Anda di halaman 1dari 9

HAKIKAT PUISI

"Puisi pada hakikatnya adalah satu pernyataan perasaan dan pandangan hidup seorang penyair yang
memandang sesuatu peristiwa alam dengan ketajaman perasaannya. Perasaan yang tajam inilah
yang menggetar rasa hatinya, yang menimbulkan semacam gerak dalam daya rasanya. Lalu
ketajaman tanggapan ini berpadu dengan sikap hidupnya mengalir melalui bahasa, menjadilah ia
sebuah puisi, satu pengucapan seorang penyair."

PUISI: DEFINISI DAN UNSUR-UNSURNYA

Secara etimologis, kata puisi dalam bahasa Yunani berasal dari poesis yang artinya berati penciptaan.

Dalam bahasa Inggris, padanan kata puisi ini adalah poetry yang erat dengan –poet dan -poem.
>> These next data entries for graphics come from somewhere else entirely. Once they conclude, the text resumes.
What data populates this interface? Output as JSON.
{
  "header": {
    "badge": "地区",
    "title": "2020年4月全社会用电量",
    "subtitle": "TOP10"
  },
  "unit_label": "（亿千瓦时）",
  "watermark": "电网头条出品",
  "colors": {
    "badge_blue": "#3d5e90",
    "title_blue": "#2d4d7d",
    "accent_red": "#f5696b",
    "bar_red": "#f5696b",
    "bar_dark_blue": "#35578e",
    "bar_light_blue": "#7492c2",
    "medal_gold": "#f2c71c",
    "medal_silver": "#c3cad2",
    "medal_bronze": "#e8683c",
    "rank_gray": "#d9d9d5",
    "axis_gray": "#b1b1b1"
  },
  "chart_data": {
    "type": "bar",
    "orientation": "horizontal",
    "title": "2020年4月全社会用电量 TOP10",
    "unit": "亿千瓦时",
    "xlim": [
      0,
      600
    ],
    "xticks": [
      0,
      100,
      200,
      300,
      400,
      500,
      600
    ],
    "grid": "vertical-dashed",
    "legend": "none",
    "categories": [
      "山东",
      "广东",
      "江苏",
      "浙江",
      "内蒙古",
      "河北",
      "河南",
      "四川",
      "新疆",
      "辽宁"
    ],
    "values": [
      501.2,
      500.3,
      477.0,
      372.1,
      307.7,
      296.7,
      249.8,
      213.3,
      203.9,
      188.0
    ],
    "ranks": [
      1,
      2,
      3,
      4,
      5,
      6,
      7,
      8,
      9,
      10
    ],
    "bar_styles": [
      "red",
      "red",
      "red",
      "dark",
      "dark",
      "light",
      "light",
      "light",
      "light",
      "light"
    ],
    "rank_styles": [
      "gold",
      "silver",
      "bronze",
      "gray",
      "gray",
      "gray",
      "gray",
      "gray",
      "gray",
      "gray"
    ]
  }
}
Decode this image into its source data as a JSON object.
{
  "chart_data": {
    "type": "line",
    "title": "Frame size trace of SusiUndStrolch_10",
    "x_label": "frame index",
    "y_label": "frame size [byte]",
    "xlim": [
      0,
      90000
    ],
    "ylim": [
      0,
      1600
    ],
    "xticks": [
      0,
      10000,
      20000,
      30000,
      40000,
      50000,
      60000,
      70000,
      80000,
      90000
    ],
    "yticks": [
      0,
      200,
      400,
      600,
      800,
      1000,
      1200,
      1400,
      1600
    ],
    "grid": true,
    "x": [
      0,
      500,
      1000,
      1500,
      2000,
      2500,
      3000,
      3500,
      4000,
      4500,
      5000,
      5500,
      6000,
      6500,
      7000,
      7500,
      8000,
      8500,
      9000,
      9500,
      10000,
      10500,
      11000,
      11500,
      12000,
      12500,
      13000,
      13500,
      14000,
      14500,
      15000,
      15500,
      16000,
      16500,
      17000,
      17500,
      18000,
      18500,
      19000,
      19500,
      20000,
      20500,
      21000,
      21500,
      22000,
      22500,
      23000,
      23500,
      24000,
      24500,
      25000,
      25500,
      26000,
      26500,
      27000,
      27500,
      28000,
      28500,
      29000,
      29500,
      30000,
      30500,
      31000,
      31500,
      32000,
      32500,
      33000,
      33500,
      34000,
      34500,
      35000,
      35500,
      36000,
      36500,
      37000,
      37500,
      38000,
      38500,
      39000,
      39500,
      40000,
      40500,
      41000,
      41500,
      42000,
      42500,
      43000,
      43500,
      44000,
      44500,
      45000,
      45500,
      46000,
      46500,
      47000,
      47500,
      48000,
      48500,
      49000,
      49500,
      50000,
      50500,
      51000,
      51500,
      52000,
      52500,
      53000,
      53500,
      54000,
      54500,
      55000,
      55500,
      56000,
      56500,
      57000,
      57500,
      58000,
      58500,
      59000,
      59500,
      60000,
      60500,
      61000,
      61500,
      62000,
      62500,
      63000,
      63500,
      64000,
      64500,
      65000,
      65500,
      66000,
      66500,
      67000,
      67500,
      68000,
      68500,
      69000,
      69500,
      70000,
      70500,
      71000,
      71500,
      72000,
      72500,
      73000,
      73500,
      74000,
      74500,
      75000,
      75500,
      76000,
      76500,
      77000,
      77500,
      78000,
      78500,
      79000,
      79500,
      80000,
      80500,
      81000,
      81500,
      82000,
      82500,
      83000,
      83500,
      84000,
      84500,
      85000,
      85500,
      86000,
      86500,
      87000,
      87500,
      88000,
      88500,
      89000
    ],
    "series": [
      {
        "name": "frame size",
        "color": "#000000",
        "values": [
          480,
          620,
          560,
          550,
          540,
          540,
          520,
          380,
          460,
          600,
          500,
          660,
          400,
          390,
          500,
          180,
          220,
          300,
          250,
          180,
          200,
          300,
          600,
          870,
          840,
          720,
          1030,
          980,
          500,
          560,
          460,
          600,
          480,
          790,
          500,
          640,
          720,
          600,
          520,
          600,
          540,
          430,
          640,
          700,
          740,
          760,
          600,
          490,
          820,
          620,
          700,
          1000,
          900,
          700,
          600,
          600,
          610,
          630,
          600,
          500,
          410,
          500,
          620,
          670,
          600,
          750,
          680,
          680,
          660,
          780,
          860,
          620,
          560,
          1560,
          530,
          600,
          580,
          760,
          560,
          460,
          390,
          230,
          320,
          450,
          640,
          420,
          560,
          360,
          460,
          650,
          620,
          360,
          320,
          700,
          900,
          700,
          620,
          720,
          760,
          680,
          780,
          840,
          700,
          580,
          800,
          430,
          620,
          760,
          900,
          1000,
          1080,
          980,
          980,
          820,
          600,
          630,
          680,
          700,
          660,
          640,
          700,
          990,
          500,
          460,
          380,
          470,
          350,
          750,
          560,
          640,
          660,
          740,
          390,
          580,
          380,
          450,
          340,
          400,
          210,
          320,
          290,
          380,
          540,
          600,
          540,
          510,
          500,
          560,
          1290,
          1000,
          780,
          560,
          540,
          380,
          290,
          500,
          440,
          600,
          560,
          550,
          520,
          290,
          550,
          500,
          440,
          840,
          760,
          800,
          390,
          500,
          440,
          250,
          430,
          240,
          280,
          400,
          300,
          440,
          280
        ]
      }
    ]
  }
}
Mengenai kata poet, Coulter (dalam Tarigan, 1986:4) menjelaskan bahwa kata poet berasal dari
Yunani yang berarti membuat atau mencipta.

Dalam bahasa Yunani sendiri, kata poet berarti orang yang mencipta melalui imajinasinya, orang
yang hampir-hampir menyerupai dewa atau yang amat suka kepada dewa-dewa. Dia adalah orang
yang berpenglihatan tajam, orang suci, yang sekaligus merupakan filsuf, negarawan, guru, orang
yang dapat menebak kebenaran yang tersembunyi.

Rahmat Djoko Pradopo memaparkan beberapa ahli terkait definisi puisi.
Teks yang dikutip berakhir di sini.